Government-spend to handhold labour through cash transfers and skilling until the economy recovers is not a wasted expenditure, but on the contrary will yield remunerative outcomes in the near future as multi-lateral institutions like the International Monetary Fund (IMF) count India as one of the few economies that will rebound faster. This is because “India’s wide range of structural trends, including healthy demographics and competitive unit labour costs, work in its favour.”

 Blue-collared and low-skilled/semi-skilled labourers have made the largest contribution to free market economies in producing goods and services at affordable rates, especially in developing countries like India, which has still not fully adapted to automation. The abundant skilled and semi-skilled labour pool is our single-largest human asset if wage-costs remain well-priced, which is different from being under-priced. India’s labour assets alone hold the largest weightage factor in luring relocating global value chains.

 Re-accommodating reverse migrations has thrown up a forced opportunity to rebuild the rural economy from scratch, not repeat the blunders of unplanned urbanisation and instead move towards well-planned “rurbanisation.”

Labour-exporting States must capitalise on their resident human assets now back with them in order to build their own economies through those very hands that built a prosperous urban India. Out of 40 million migrants that returned home, 7.5 million are now seeking employment closer to home in semi-urban and rural areas.

Further, post-pandemic, the industries that are set to rise and which will help uplift rural India are in the sectors of remote education through Ed-tech platforms, tele-health, agripreunership, and the Khadi Gramodyog, which has helped in financing and setting up two lakh industry units since the last five years, while directly employing 5,26,000 artisans. Additionally, the Khadi and Village Industries Commission  (KVIC) is set to become a nodal agency that supports jobs through the Prime Minister Employment Generation Programme (PMEGP) and also provide micro-credit. Micro finance lenders, too, can play an important role by building products suitable for semi-skilled professionals who are returnees from big cities, “So that in future they are not left as appendages of urban economy capitalists who had a ‘use and throw’ attitude to the vulnerable.”

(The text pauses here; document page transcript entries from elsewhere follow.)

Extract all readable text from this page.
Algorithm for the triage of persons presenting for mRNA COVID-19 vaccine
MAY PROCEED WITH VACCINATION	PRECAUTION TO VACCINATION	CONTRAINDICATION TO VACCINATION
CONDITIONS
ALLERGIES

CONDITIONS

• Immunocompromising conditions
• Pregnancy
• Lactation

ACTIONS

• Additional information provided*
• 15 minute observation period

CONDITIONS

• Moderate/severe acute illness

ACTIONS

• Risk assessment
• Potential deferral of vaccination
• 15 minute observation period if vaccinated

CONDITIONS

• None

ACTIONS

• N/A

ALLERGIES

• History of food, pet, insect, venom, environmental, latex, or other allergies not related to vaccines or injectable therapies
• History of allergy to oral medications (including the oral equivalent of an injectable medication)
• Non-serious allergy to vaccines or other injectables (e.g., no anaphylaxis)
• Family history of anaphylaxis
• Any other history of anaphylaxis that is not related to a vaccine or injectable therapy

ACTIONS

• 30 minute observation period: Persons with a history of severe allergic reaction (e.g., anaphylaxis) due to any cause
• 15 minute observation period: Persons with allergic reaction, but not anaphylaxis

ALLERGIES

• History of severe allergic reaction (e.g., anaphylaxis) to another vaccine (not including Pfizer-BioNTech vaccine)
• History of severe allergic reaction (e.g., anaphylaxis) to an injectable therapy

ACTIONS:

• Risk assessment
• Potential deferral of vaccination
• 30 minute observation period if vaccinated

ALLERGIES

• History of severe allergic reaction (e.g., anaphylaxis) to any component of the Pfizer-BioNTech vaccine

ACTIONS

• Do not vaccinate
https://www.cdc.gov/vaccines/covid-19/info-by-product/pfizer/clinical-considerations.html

 Finally, my one actionable recommendation to complete the virtuous set of reforms for social and financial inclusion is that the biggest enabler aatma nirbharta is through owning gadgets like smartphones, televisions and tablets to bridge the digital divide.

Therefore, there is a need to lower the cost of these enabling gadgets by achieving economies of scale, increasing teledensity and improving digital literacy which will enable the transition to remote education, e-commerce, Fintech and telemedicine.

As Modi 1.0 prioritised delivery of social sector schemes, Modi 2.0 must prioritise end-to-end solutions that will enable last-mile connectivity to help India leapfrog to the digital revolution.

(The writer is author, columnist and chairperson for the Committee on Financial Inclusion at the Niti Aayog.)